On Wednesday, the Federal Communications Commission—led by Chairman Ajit Pai—put a long-overdue end to a set of FCC rules that limit ownership of media outlets in America.

The most controversial of these was a 1975 rule banning newspapers from owning broadcast stations. (The FCC also repealed a similar rule limiting TV and radio cross-ownership).

Predictably, the decision has been met with outrage by supporters of regulation, who say the decision imperils consumers and their access to information. They could not be more wrong.

In their action on Wednesday, Pai and the FCC simply recognized that the media world does not look at all like it did in the 1970s, and ignoring this fact only puts unnecessary burdens on struggling media trying to survive.

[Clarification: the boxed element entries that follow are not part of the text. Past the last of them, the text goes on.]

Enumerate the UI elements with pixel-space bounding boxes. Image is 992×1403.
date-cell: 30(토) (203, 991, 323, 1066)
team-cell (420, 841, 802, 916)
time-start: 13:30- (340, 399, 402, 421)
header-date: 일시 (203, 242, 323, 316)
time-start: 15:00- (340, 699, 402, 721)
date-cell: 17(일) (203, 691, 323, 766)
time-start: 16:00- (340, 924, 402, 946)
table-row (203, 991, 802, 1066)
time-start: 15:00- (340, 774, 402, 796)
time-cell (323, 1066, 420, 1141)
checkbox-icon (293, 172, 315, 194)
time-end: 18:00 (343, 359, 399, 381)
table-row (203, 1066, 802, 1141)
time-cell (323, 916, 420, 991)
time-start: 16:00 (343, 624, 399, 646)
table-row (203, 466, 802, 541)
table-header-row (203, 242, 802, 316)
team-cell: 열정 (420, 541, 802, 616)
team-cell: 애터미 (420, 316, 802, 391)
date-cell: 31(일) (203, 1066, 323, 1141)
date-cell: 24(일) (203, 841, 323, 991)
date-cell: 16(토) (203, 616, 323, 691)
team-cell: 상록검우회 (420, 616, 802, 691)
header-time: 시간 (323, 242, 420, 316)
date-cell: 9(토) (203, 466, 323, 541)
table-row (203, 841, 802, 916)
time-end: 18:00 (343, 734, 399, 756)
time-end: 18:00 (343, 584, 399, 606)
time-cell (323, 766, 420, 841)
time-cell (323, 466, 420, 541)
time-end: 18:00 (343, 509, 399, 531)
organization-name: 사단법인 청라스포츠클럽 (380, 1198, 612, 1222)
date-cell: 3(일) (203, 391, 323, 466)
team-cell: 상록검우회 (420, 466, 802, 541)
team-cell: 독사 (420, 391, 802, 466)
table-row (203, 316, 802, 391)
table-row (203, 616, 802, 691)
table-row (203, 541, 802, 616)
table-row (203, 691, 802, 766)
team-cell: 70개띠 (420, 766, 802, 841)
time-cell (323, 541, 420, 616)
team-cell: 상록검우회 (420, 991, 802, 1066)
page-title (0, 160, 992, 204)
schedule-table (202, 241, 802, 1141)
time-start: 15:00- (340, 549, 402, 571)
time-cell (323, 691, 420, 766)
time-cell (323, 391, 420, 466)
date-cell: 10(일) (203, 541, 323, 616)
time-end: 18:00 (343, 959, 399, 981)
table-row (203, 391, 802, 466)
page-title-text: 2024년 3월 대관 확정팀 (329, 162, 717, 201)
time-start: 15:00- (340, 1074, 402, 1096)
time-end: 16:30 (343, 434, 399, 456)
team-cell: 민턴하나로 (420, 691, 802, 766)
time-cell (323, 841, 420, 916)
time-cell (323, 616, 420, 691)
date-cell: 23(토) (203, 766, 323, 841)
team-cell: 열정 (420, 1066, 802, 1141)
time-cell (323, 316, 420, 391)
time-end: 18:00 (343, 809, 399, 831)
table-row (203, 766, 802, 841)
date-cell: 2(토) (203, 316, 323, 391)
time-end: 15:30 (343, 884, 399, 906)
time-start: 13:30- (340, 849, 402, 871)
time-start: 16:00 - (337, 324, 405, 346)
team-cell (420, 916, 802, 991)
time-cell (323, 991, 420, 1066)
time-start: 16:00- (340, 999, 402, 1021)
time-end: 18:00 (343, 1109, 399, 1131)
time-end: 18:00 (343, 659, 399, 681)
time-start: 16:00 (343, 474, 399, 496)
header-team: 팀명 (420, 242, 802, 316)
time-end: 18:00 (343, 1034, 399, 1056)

While Pai has earned a reputation as a foe of overregulation—famously vowing at one point to take a “weed whacker” to unnecessary rules—this was no rash decision by the FCC. The agency in fact has been considering the need for these rules almost continuously since 1996.

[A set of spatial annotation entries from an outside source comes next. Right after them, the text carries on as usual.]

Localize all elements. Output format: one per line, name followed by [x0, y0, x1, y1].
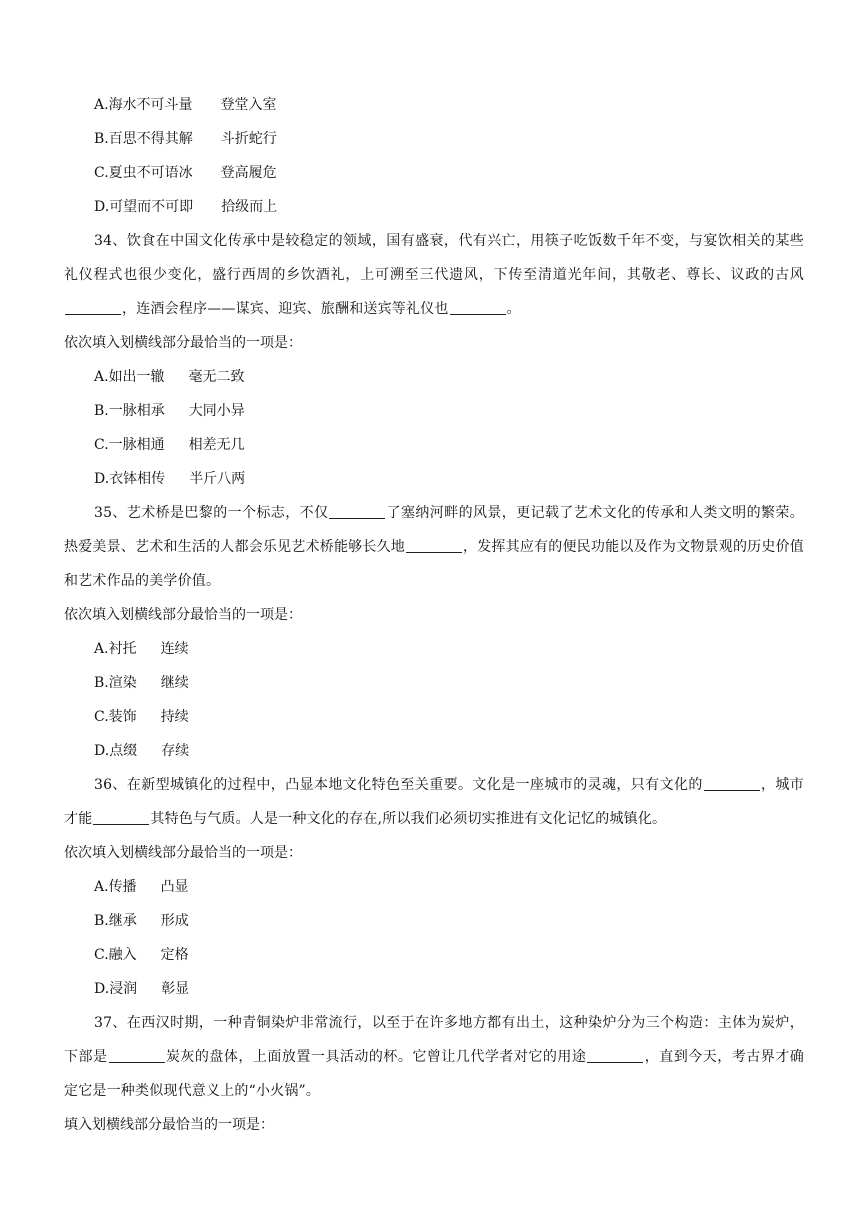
- answer-blank: [93, 810, 149, 825]
- q36-text-part-1: 36、在新型城镇化的过程中，凸显本地文化特色至关重要。文化是一座城市的灵魂，只有文化的: [94, 777, 703, 793]
- q34-text-part-1: 34、饮食在中国文化传承中是较稳定的领域，国有盛衰，代有兴亡，用筷子吃饭数千年不变，与宴饮相关的某些礼仪程式也很少变化，盛行西周的乡饮酒礼，上可溯至三代遗风，下传至清道光年间，其敬老、尊长、议政的古风: [64, 233, 804, 283]
- q34-option-c: [64, 428, 804, 462]
- option-letter: A.: [94, 641, 109, 657]
- option-word-1: 衣钵相传: [109, 471, 166, 487]
- option-letter: C.: [94, 165, 109, 181]
- option-letter: C.: [94, 709, 109, 725]
- q37-text-part-3: ，直到今天，考古界才确定它是一种类似现代意义上的“小火锅”。: [64, 1049, 804, 1099]
- option-letter: D.: [94, 981, 110, 997]
- option-letter: D.: [94, 199, 110, 215]
- q35-options: [64, 632, 804, 768]
- q36-text-part-3: 其特色与气质。人是一种文化的存在,所以我们必须切实推进有文化记忆的城镇化。: [150, 811, 667, 827]
- q34-text-part-2: ，连酒会程序——谋宾、迎宾、旅酬和送宾等礼仪也: [122, 301, 449, 317]
- option-letter: B.: [94, 675, 109, 691]
- option-word-2: 继续: [160, 675, 189, 691]
- option-word-1: 点缀: [109, 743, 138, 759]
- q35-option-d: [64, 734, 804, 768]
- option-letter: C.: [94, 437, 109, 453]
- q34-options: [64, 360, 804, 496]
- answer-blank: [450, 300, 506, 315]
- option-word-1: 一脉相承: [108, 403, 165, 419]
- q35-option-c: [64, 700, 804, 734]
- option-word-2: 相差无几: [188, 437, 245, 453]
- option-word-1: 装饰: [108, 709, 137, 725]
- option-letter: A.: [94, 369, 109, 385]
- option-word-1: 继承: [108, 913, 137, 929]
- answer-blank: [109, 1048, 165, 1063]
- q34-option-d: [64, 462, 804, 496]
- option-letter: A.: [94, 879, 109, 895]
- answer-blank: [65, 300, 121, 315]
- option-word-2: 半斤八两: [189, 471, 246, 487]
- option-word-2: 彰显: [161, 981, 190, 997]
- option-word-1: 浸润: [109, 981, 138, 997]
- q36-stem: 依次填入划横线部分最恰当的一项是：: [64, 845, 302, 861]
- option-letter: B.: [94, 131, 109, 147]
- option-word-1: 一脉相通: [108, 437, 165, 453]
- q34-text-part-3: 。: [506, 301, 521, 317]
- answer-blank: [704, 776, 760, 791]
- q33-option-b: [64, 122, 804, 156]
- q34-stem: 依次填入划横线部分最恰当的一项是：: [64, 335, 302, 351]
- document-content: [64, 88, 804, 1142]
- option-word-2: 斗折蛇行: [220, 131, 277, 147]
- q35-option-a: [64, 632, 804, 666]
- option-word-1: 可望而不可即: [109, 199, 194, 215]
- option-word-1: 海水不可斗量: [108, 97, 193, 113]
- option-word-2: 大同小异: [188, 403, 245, 419]
- option-word-1: 传播: [108, 879, 137, 895]
- option-word-1: 融入: [108, 947, 137, 963]
- option-word-2: 毫无二致: [188, 369, 245, 385]
- q37-text-part-2: 炭灰的盘体，上面放置一具活动的杯。它曾让几代学者对它的用途: [165, 1049, 587, 1065]
- q36-option-d: [64, 972, 804, 1006]
- option-letter: D.: [94, 743, 110, 759]
- answer-blank: [587, 1048, 643, 1063]
- q34-text: [64, 224, 804, 326]
- option-letter: B.: [94, 913, 109, 929]
- option-word-2: 连续: [160, 641, 189, 657]
- q34-option-b: [64, 394, 804, 428]
- option-word-1: 渲染: [108, 675, 137, 691]
- q37-stem: 填入划横线部分最恰当的一项是：: [64, 1117, 274, 1133]
- q35-option-b: [64, 666, 804, 700]
- q33-option-d: [64, 190, 804, 224]
- answer-blank: [329, 504, 385, 519]
- option-letter: A.: [94, 97, 109, 113]
- option-word-2: 登堂入室: [220, 97, 277, 113]
- q36-option-a: [64, 870, 804, 904]
- option-word-2: 形成: [160, 913, 189, 929]
- option-word-2: 凸显: [160, 879, 189, 895]
- option-word-2: 定格: [160, 947, 189, 963]
- option-letter: C.: [94, 947, 109, 963]
- option-letter: D.: [94, 471, 110, 487]
- q36-text: [64, 768, 804, 836]
- q34-option-a: [64, 360, 804, 394]
- answer-blank: [406, 538, 462, 553]
- option-word-1: 夏虫不可语冰: [108, 165, 193, 181]
- option-word-1: 百思不得其解: [108, 131, 193, 147]
- option-word-2: 登高履危: [220, 165, 277, 181]
- q35-text: [64, 496, 804, 598]
- q35-stem: 依次填入划横线部分最恰当的一项是：: [64, 607, 302, 623]
- q35-text-part-1: 35、艺术桥是巴黎的一个标志，不仅: [94, 505, 329, 521]
- q36-text-part-2: ，城市才能: [64, 777, 804, 827]
- option-word-2: 拾级而上: [221, 199, 278, 215]
- q37-text-part-1: 37、在西汉时期，一种青铜染炉非常流行，以至于在许多地方都有出土，这种染炉分为三个构造：主体为炭炉，下部是: [64, 1015, 804, 1065]
- option-word-1: 衬托: [108, 641, 137, 657]
- q35-text-part-3: ，发挥其应有的便民功能以及作为文物景观的历史价值和艺术作品的美学价值。: [64, 539, 804, 589]
- q36-option-c: [64, 938, 804, 972]
- option-word-1: 如出一辙: [108, 369, 165, 385]
- q33-options: [64, 88, 804, 224]
- option-letter: B.: [94, 403, 109, 419]
- q33-option-c: [64, 156, 804, 190]
- q33-option-a: [64, 88, 804, 122]
- option-word-2: 持续: [160, 709, 189, 725]
- q35-text-part-2: 了塞纳河畔的风景，更记载了艺术文化的传承和人类文明的繁荣。热爱美景、艺术和生活的人都会乐见艺术桥能够长久地: [64, 505, 804, 555]
- q36-option-b: [64, 904, 804, 938]
- q37-text: [64, 1006, 804, 1108]
- option-word-2: 存续: [161, 743, 190, 759]
- q36-options: [64, 870, 804, 1006]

During that time, it has become abundantly clear to anyone with a computer or a phone that these rules were written for a media world that no longer exists.

As Pai put it recently, the now-repealed rules presumed that “the marketplace for news is defined entirely by pulp, rabbit ears, and transistor radios.”

But that marketplace, if it ever existed, was toppled long ago by new technologies and new choices for consumers, as anyone with a PC or a phone already knows.

The challenge for consumers has been more over how to sort through the mountains of information presented to them, rather than how to access more content.

At the same time, “old” media has been in freefall. Newspaper circulation in particular has plummeted, with print newspaper advertising dropping 50 percent since 2008. Hundreds of daily papers have closed their doors, with many of the rest no longer publishing on a daily basis.

At the same time, broadcast television has moved from an essential outlet to one among many distribution systems for news and entertainment.

The power over information that the FCC’s rules were meant to control simply is no more. In today’s marketplace, the old media is threatened rather than threatening.

But rather than help newspapers and broadcasters attempt to right their ships, the FCC’s restrictions make it harder to do so by making it impossible for them to combine their resources to compete in the marketplace.

The FCC deserves kudos for standing up to controversy and acknowledging the undeniable: The media world of the 1970s has been erased forever. And the government red tape made for that world should be erased as well.